Closely related to this point is that when the nation is not almost equally divided 50-50 and one party instead has an exaggerated edge, the winning party will tend to have a legislative majority that is much safer than their electoral majority. This system over rewards winners and over punishes losers. This, in turn, makes it easier for the winning party or coalition to govern after the election in a stable way. Razor thing legislative majorities like the one that the U.S. has now in Congress are rare.
Also related to that point is that single member district systems strongly favor the development of a two party political system. Two party political systems are much more prone to having clean majorities for one party or another after an election than systems with three or more parties. A single member district system forces politicians to form their coalitions before the election rather than after it to get elected. So, post-election delays in determining which party is in control that have been common in Belgium, Israel, and historically, in Italy, and which are currently an issue in Germany, rarely arise, avoiding another form of potential instability and uncertainty.

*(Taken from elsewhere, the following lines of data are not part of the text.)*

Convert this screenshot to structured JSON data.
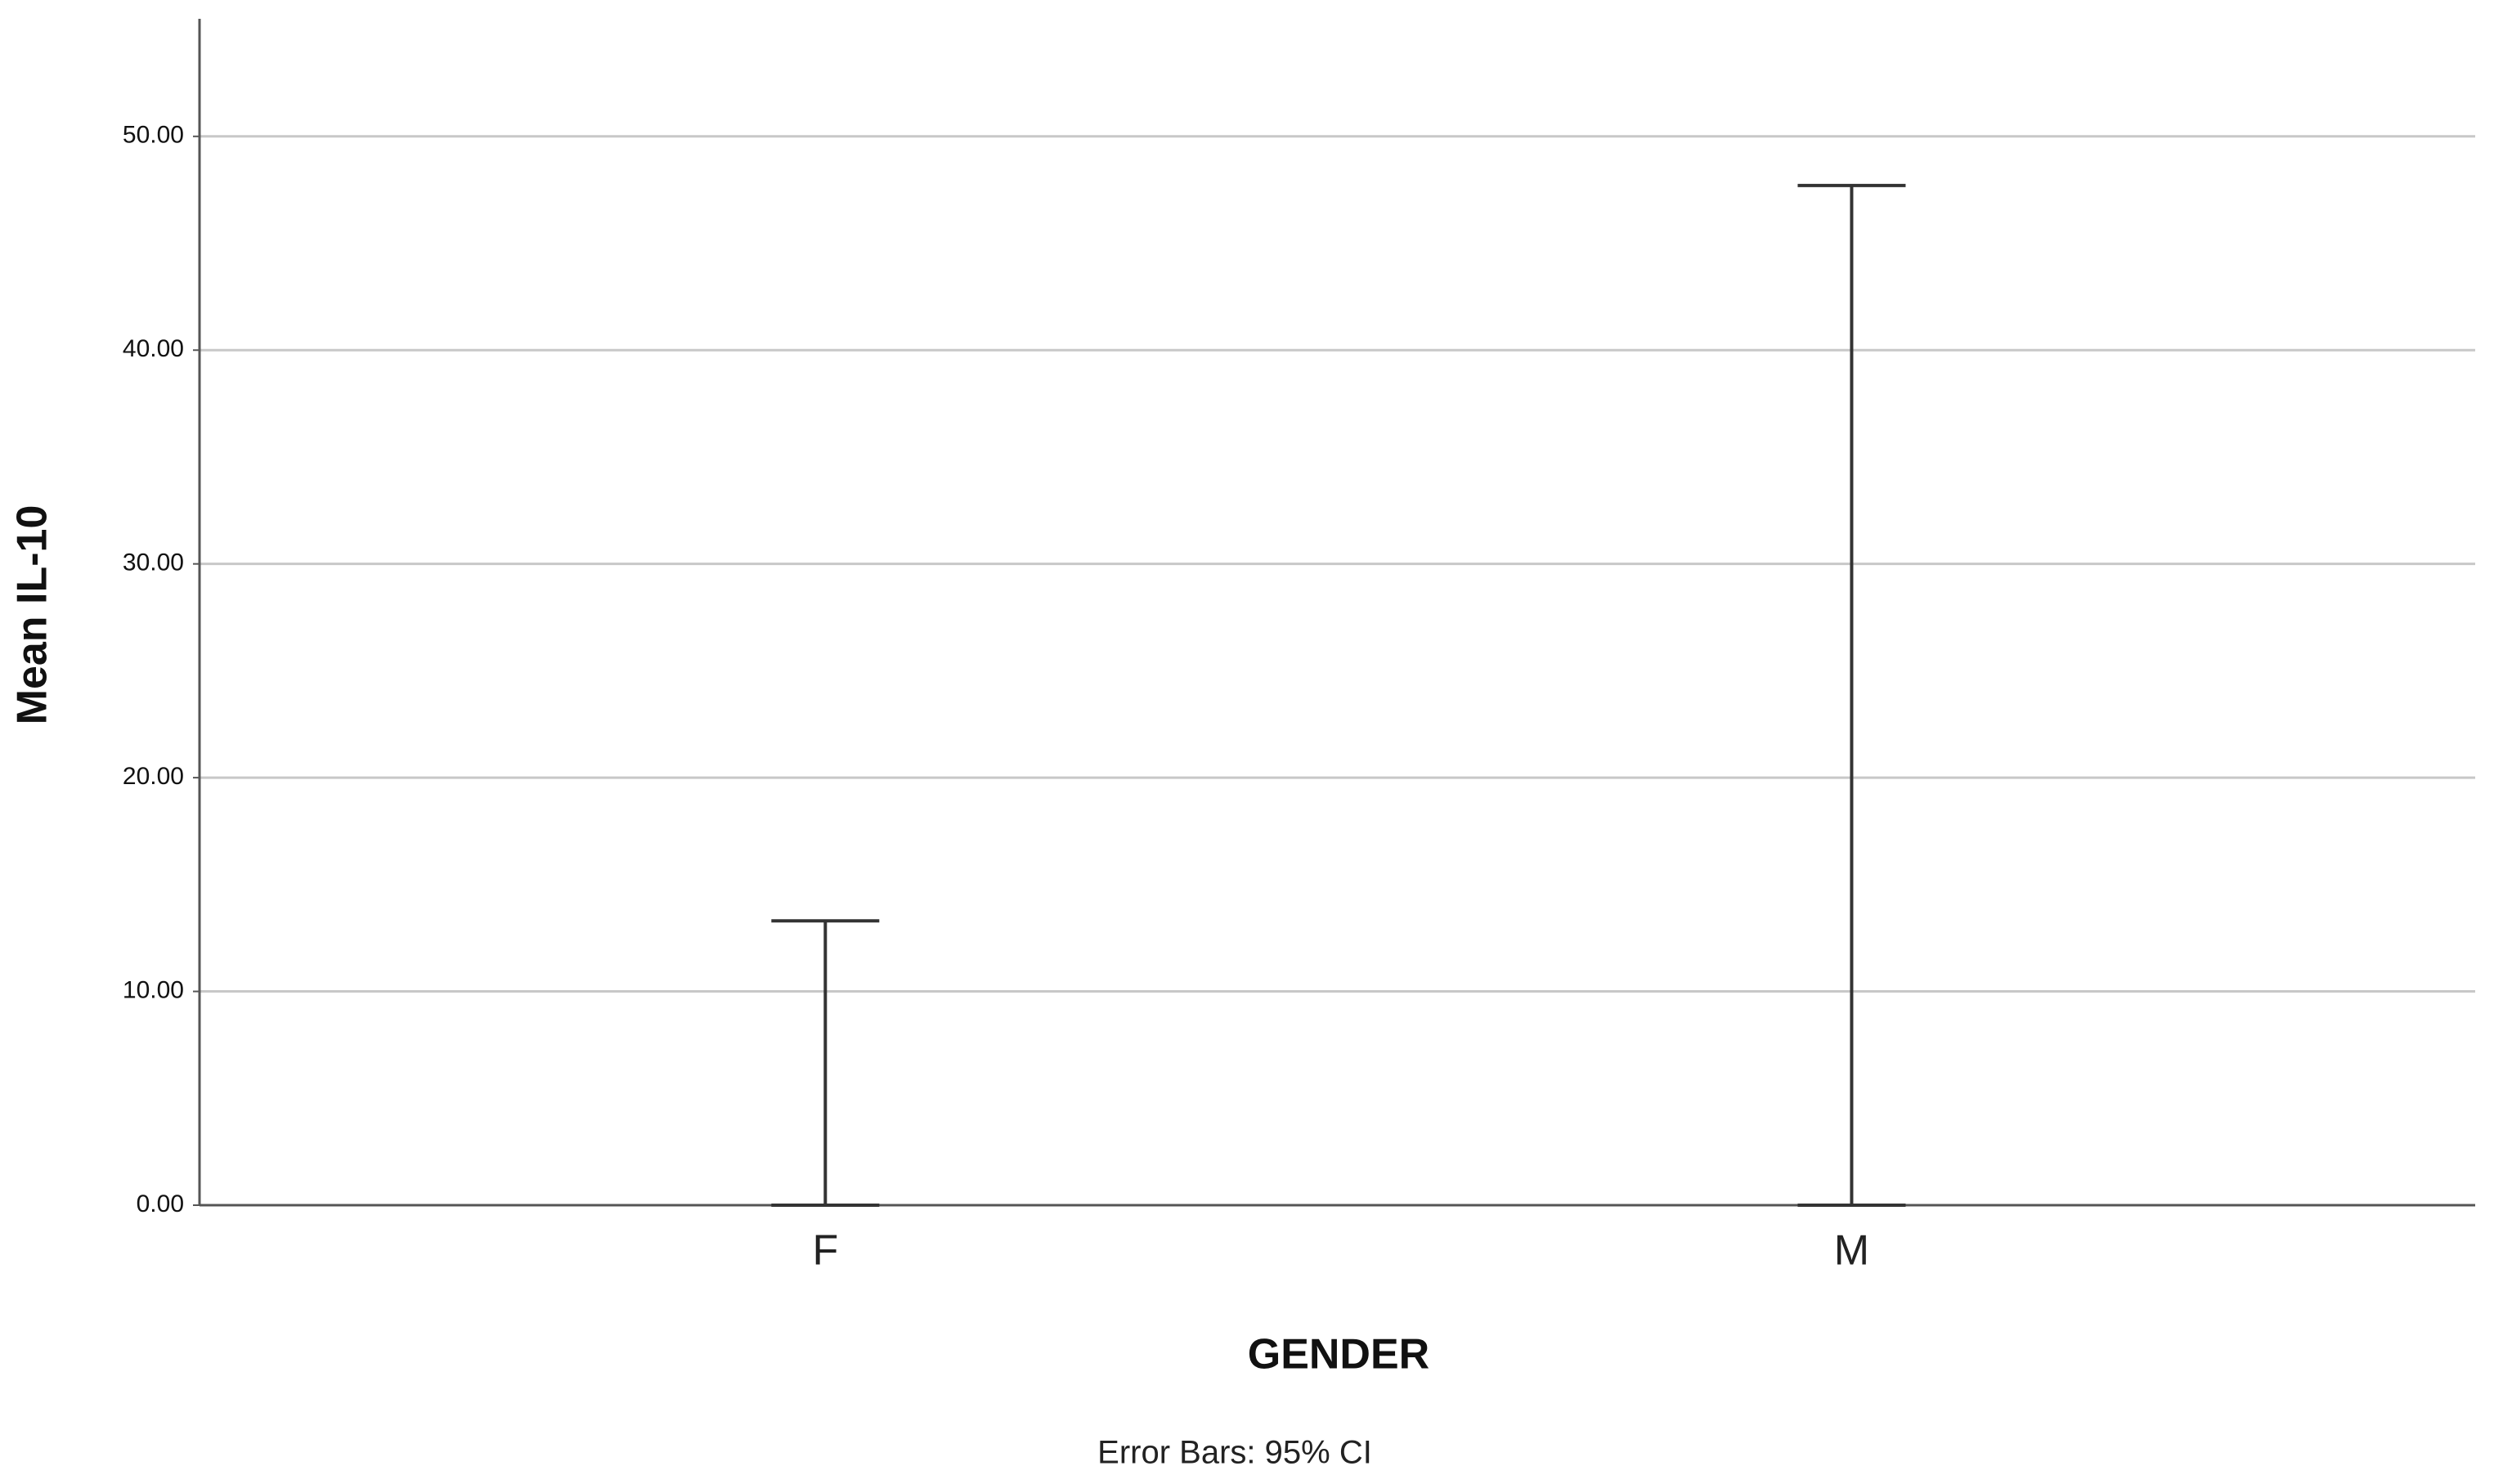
{
  "chart_data": {
    "type": "errorbar",
    "x_label": "GENDER",
    "y_label": "Mean IL-10",
    "note": "Error Bars: 95% CI",
    "categories": [
      "F",
      "M"
    ],
    "lower": [
      0,
      0
    ],
    "upper": [
      13.3,
      47.7
    ],
    "color": "#333333",
    "ylim": [
      0,
      55.5
    ],
    "yticks": [
      {
        "value": 0,
        "label": "0.00"
      },
      {
        "value": 10,
        "label": "10.00"
      },
      {
        "value": 20,
        "label": "20.00"
      },
      {
        "value": 30,
        "label": "30.00"
      },
      {
        "value": 40,
        "label": "40.00"
      },
      {
        "value": 50,
        "label": "50.00"
      }
    ],
    "grid": true
  }
}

And, between elections, a single member district system provides a very direct and clear avenue for a citizen to complain about the government from someone who is more likely than not to be sympathetic to them, without regard to who is currently in power. This sense of being heard, by a particular person who is responsible for them also can reduce the sense of futility that can lead to insurrection and government instability.
In a single member district system you are essentially gaining a system that favors the stability of the regime in the short run, over a system that more accurately reflects the wishes of the population as a whole. Whether the tradeoff is worth it or not is ultimately a judgment call that doesn't have a right or wrong answer. In theory, modern technology and civil order reduce the risks of instability that single member district systems minimize to a tolerable level.
But the fact that the U.S. has experienced widely believed factually false election disputes even in 2020, and the fact that geographically compact majorities tried to leave the Union in 1861 along geographic lines that still largely match modern political division in the u.S., both suggest that the concerns about instability from a system that isn't as simple can't be lightly disregarded.
Persistent, long term bias of the system towards one party and against the other, which most single member district systems are inherently prone to give rise to, can also eat away at public support for the political system and cynicism in the long run, especially if the ends sought in politics are zero sum and high stakes (like control of the U.S. Supreme Court in the U.S. political system).